|Service type||Inter-city rail|
|Locale||Midwestern United States/Southeastern United States|
|Chicago and Eastern Illinois Railroad, Louisville and Nashville Railroad and Nashville, Chattanooga and St. Louis Railway|
|Start||Chicago, Illinois and St. Louis, Missouri|
|Distance travelled||731 miles (1,176 km) (Chicago - Atlanta)|
|53, 54, 93, 94|
|Sleeping arrangements||sections, roomettes, double bedrooms and a compartment|
|Catering facilities||dining cars and tavern-lounge cars|
The Georgian was a long distance passenger train operated by the Louisville and Nashville Railroad in conjunction with the Chicago and Eastern Illinois Railroad. It was operated between St. Louis St. Louis Union Station and Atlanta's Atlanta Union Station with a section operated by the C&EI from Evansville to Chicago's Dearborn Station. From Nashville to Atlanta it operated over the tracks of the Nashville, Chattanooga and St. Louis Railway. With the introduction of this train, this made the C&EI's Chicago-Evansville Whippoorwill train superfluous.
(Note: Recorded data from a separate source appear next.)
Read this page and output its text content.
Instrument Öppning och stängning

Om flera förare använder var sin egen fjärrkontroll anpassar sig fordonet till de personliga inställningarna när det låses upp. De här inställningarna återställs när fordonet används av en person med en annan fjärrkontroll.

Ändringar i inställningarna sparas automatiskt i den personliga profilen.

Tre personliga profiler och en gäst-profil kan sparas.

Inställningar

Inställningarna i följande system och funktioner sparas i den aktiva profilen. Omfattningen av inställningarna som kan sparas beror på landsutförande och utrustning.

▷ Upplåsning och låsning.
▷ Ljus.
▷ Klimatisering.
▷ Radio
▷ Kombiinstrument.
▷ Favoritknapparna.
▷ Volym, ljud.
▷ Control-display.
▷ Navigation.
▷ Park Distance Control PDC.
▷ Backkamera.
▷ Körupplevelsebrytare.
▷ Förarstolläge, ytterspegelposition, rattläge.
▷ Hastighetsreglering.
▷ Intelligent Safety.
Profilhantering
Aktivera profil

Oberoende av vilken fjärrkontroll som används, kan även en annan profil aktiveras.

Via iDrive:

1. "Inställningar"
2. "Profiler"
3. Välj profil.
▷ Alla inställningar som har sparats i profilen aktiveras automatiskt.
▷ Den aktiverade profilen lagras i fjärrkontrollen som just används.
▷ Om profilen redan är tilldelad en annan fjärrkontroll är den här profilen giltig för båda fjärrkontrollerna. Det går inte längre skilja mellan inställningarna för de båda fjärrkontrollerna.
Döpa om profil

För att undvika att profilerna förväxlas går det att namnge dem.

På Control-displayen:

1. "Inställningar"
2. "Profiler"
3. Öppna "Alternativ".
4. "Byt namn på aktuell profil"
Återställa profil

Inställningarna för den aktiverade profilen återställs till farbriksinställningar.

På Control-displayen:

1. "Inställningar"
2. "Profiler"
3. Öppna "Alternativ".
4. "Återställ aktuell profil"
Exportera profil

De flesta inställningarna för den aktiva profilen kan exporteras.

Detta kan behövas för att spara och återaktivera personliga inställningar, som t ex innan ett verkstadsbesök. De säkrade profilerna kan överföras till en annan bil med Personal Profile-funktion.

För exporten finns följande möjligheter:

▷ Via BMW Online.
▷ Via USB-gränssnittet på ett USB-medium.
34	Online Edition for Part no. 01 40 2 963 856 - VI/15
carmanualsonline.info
It was begun in 1946 as a streamliner. As a night train, it offered sleeping car and dining car services. In 1968 the L&N Railroad discontinued the Georgian. In its place was an unnamed St. Louis-Evansville train, and an unnamed Evansville-Atlanta train. (The Chicago branch from Evansville eliminated, passengers seeking an L&N route would need to wait several hours at Nashville for a connection to the South Wind.)  The St. Louis-Evansville and the Evansville-Atlanta trains were among the trains that Amtrak chose not to pick up when it assumed long distance operations on May 1, 1971. Since that time Atlanta has had no service heading directly north to Tennessee.